Introduction
Introduction Statistics Contact Development Disclaimer Help
# taz.de -- Die Wahrheit: Der Großknöterich und das Geheimnis
> Der Knoten in den Akten. Eine Fortsetzungsgeschichte der etwas
> anderen Art (Teil 7). Heute: Wie sich die Lage rasant verschärfte …
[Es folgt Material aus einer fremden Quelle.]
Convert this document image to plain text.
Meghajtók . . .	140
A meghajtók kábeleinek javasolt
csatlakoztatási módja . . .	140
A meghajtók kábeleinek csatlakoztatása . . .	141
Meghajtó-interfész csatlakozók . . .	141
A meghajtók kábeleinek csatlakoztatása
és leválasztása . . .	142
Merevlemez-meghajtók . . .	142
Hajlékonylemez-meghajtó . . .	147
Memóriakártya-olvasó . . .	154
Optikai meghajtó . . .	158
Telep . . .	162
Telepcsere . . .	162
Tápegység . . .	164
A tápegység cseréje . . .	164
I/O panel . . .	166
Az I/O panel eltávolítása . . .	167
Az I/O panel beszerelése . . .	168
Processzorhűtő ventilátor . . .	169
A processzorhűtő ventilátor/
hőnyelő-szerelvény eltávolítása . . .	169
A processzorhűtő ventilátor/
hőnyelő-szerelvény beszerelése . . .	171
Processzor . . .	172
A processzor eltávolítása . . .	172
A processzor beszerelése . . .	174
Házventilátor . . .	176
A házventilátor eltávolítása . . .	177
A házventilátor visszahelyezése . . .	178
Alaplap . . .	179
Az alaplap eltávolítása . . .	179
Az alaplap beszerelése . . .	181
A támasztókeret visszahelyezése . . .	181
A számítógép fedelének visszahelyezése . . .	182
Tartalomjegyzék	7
Bild: Wie verhext und zerflext ist der Kriminalfall inzwischen
Was bisher geschah: Rechtsanwalt Doktor Schrunz hat mithilfe der Triaden
seine Mutter beseitigen lassen. Die drei verbrecherischen Brüder aber haben
seinen einzigen Mandanten Röder entführt, um an einen mysteriösen Knoten zu
gelangen, der sie zu einem Schatz von unermesslichem Wert führen soll. Doch
auf der Spur der Triaden ist bereits Schroppmann, der Transgender-Kommissar
vom BKA – zeitweise in der Maske von Irmina Hornbach, die Rudi Röders Vater
in seinem Gartenbetrieb aufsucht …
„Rudi, alter Knöterich“, pflaumte Irmina den Gärtner respektvoll an und
stach sich eine Stricknadel durch die Wange, um ihrem Meister auf Weise des
Ordens Achtung zu erweisen. Tatsächlich war Rudi Röder jr. nicht nur
kriminelles Superhirn mit grünem Daumen, einziger Klient der
Rechtsanwaltskanzlei Schrunz, Drogenschieber und Narcoschubse, sondern wie
sein Vater auch amtierender Großknöterich des Geheimbunds vom Gordischen
Gnoten (GGG).
So stand es auf dem Bronzeschild, das im Petunienbeet vor der Gärtnerei
stand. Auch in den Gelben Seiten war die Gärtnerei Röder unter der Rubrik
„Geheimbünde“ eingetragen, weswegen das Blumengeschäft eher mäßig lief.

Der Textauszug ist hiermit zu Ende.